I gazed down at it. I wasn’t sure what I expected but it wasn’t the photograph of a young man in his early twenties, handsome with a square jaw and broad smile, tall and slender. He was dressed in a lounge suit, shirt and tie. In the background was a chalk cliff and sea. It looked remarkably like Whitecliff Bay to me. Judging by the type of photograph and the clothes I would have said it had been taken in the 1930s.
‘Who is it?’ And what, more to the point, was this to do with me?
Scarlett rolled her eyes. ‘How the devil should I know? Mum thinks it’s someone called Max.
I’ve only just managed to get it away from her.

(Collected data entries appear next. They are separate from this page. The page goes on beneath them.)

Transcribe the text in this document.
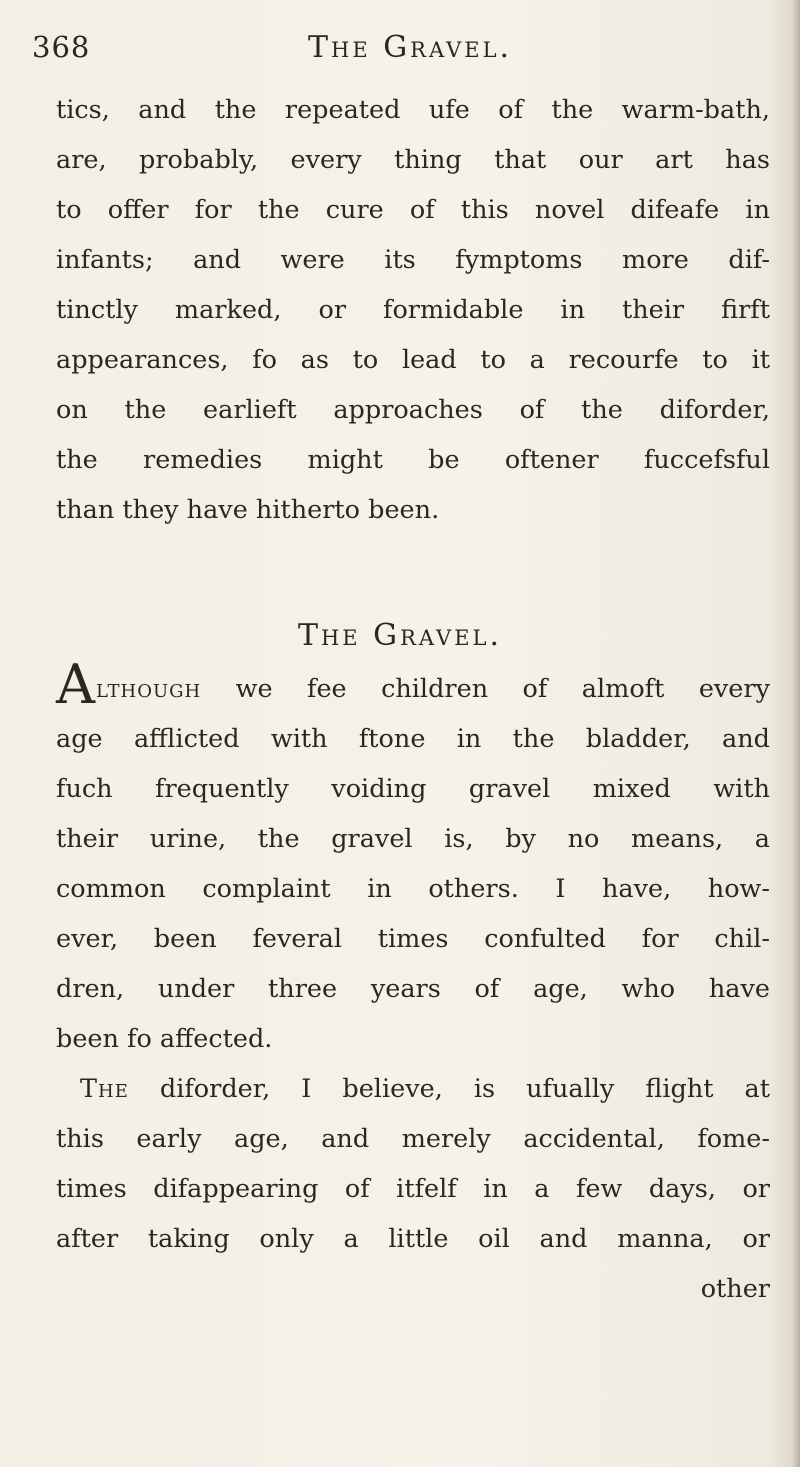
368	The Gravel.
tics, and the repeated ufe of the warm-bath,
are, probably, every thing that our art has
to offer for the cure of this novel difeafe in
infants; and were its fymptoms more dif-
tinctly marked, or formidable in their firft
appearances, fo as to lead to a recourfe to it
on the earlieft approaches of the diforder,
the remedies might be oftener fuccefsful
than they have hitherto been.
The Gravel.
Although we fee children of almoft every
age afflicted with ftone in the bladder, and
fuch frequently voiding gravel mixed with
their urine, the gravel is, by no means, a
common complaint in others. I have, how-
ever, been feveral times confulted for chil-
dren, under three years of age, who have
been fo affected.
The diforder, I believe, is ufually flight at
this early age, and merely accidental, fome-
times difappearing of itfelf in a few days, or
after taking only a little oil and manna, or
other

They’ll think I’ve stolen it. I can’t tell the police, you know how their minds work. I’ll lose my job. I don’t know what to do.’ She thrust a hand through her hair, which was now copper with black streaks.

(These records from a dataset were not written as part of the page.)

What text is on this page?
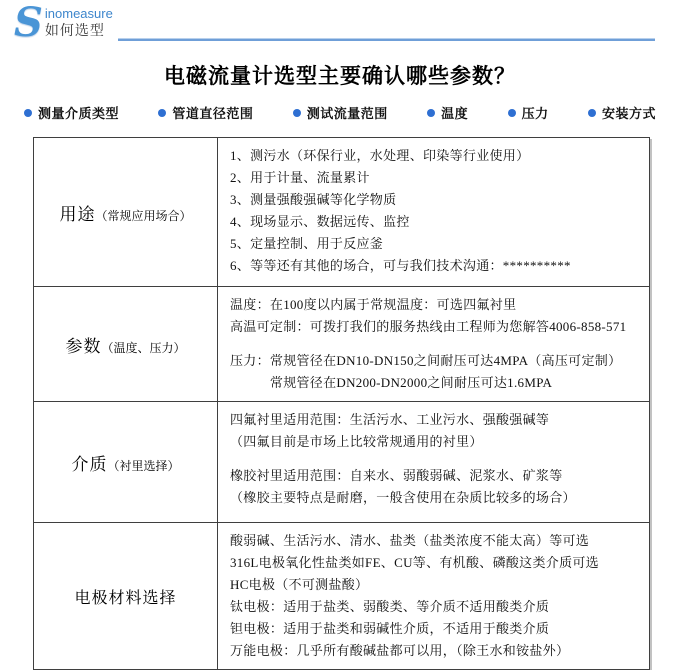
S inomeasure
如何选型
电磁流量计选型主要确认哪些参数？
测量介质类型	管道直径范围	测试流量范围	温度	压力	安装方式
用途（常规应用场合）
1、测污水（环保行业，水处理、印染等行业使用）
2、用于计量、流量累计
3、测量强酸强碱等化学物质
4、现场显示、数据远传、监控
5、定量控制、用于反应釜
6、等等还有其他的场合，可与我们技术沟通：**********
参数（温度、压力）
温度：在100度以内属于常规温度：可选四氟衬里
高温可定制：可拨打我们的服务热线由工程师为您解答4006-858-571
压力：常规管径在DN10-DN150之间耐压可达4MPA（高压可定制）
　　　常规管径在DN200-DN2000之间耐压可达1.6MPA
介质（衬里选择）
四氟衬里适用范围：生活污水、工业污水、强酸强碱等
（四氟目前是市场上比较常规通用的衬里）
橡胶衬里适用范围：自来水、弱酸弱碱、泥浆水、矿浆等
（橡胶主要特点是耐磨，一般含使用在杂质比较多的场合）
电极材料选择
酸弱碱、生活污水、清水、盐类（盐类浓度不能太高）等可选
316L电极氧化性盐类如FE、CU等、有机酸、磷酸这类介质可选
HC电极（不可测盐酸）
钛电极：适用于盐类、弱酸类、等介质不适用酸类介质
钽电极：适用于盐类和弱碱性介质，不适用于酸类介质
万能电极：几乎所有酸碱盐都可以用，（除王水和铵盐外）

I was flattered that she had confided in me.
Her trust warmed my aching heart.
‘Let’s see who it is.’
I prised open the back and extracted the photograph whilst Scarlett kept an eye on her mother.
‘It is Max.’
Scarlett looked shocked. I didn’t blame her.
We’d both dismissed everything Ruby said as nonsense. If Ruby was right about this could she possibly be right about someone pushing my mother down the stairs?
I read aloud the writing on the back of the photograph. ‘Maximilian Weber, Whitecliff Bay 1938.’
‘Weber, that was Deeta’s surname,’ Scarlett said. ‘This must be her grandfather. She was too young for it to be her father, and, besides, he’s arrived at the hotel. I saw him check in last night.
Did you know she was German?’
It explained her accent and maybe her conversations with Percy. ‘She said something about her grandfather being here at the beginning of the war. Perhaps that’s when Ruby knew him.
Steven Trentham told me Deeta used to talk about the war endlessly with Percy.’
Scarlett scowled. ‘You’ve spoken to Steven?’
‘Yes.’ I could see she looked uncomfortable and wondered why.
She turned round and began to fill the kettle.
‘Steven followed her from your houseboat. I saw him.’
‘He’s just told me.’
‘Did he also tell you that we were once married?’ She spun round. ‘I can see not, judging by your shocked expression and your gaping mouth. I suppose it surprises you that someone wanted to marry me.’
‘I never said –’
‘You don’t have to.’
‘Why are you always so defensive?’ I cried, exasperated.
‘Takes years to perfect and with a father like mine I got plenty of chance to practise.’
Her tone was light but I could hear the pain behind the words. I saw a life of pretending she didn’t care what they said about her father. Her hostility was a shield to prevent her from being hurt. I wondered if her eccentric hair colour and style of dress were also used as a kind of barrier to stop people from getting too close.